My experience tells that this is only true if you manage to release an interesting update later that is not cracked quickly. This is not an easy feat. Otherwise, it is true that it helps to promote it but everybody gets a free copy so your revenue plummets and you lose potential customers. Piracy can mean the end of your product if you don’t have the stamina or time/money left to invest in the aforementioned update.
In my opinion protecting the full version has higher priority and if your demo doesn’t include the license checks, the cracker could use a diff tool to find those by comparing demo and full versions. I don’t know how is easy is that though. On the other hand, you can always add hard-coded parts to the demo to limit it even after they remove the license checks.
It is also important to weight the time you will have to spend with support if you ask for a key for the demo version. I always get emails because they haven’t received the license or they have lost it.
The idea is that you wouldn’t use a license code in this case. Someone pays, they get a download link to the full version and that’s it.
Yeah, that’s not the situation I described but thanks!
My philosophy is
I have no idea why users tend to go philosophical every time a technical license manner is brought up. There are many other posts that are a better place to discuss philosophical matters
Your safest route to avoid the demo being tampered with is to distribute two versions, the demo having some important functionality removed such as session save/load code.
That’s what I thought. Periodic noise injection might be easy to spot, but if features are completely removed from the demo version, there is not much one could do about it, if not reverse engineer the whole thing and re-write it with the needed features.
Whatever you do the retail version will be acquired “legitimately” and cracked though so all you’ll end up with is two versions to maintain.

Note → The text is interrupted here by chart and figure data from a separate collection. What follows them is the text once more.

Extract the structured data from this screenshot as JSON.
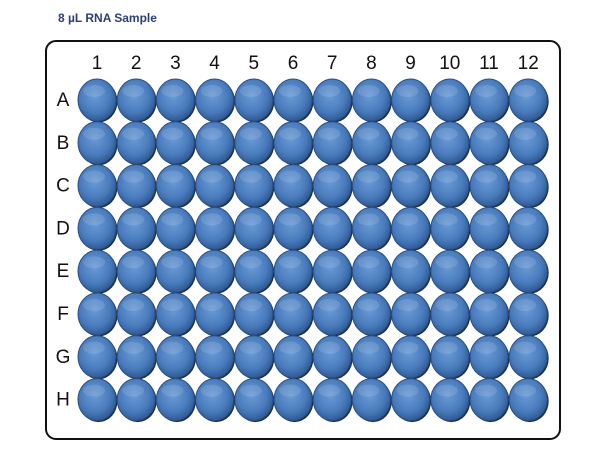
{
  "title": "8 µL RNA Sample",
  "columns": [
    "1",
    "2",
    "3",
    "4",
    "5",
    "6",
    "7",
    "8",
    "9",
    "10",
    "11",
    "12"
  ],
  "rows": [
    "A",
    "B",
    "C",
    "D",
    "E",
    "F",
    "G",
    "H"
  ]
}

Sure, I agree. I guess it’s still a step more to perform for a cracker with respect to simply downloading the demo binary from the website. As of now I can simply add a -d Demo to my build script arguments and have the demo version generated instead. Hopefully maintaining won’t be much more painful than that.
Because the asker of the question might be trying to solve the wrong problem, and so it can be useful to try and get them to look at it from a different angle.
However, if you’re an established company, spending money to combat privacy might be worth it.)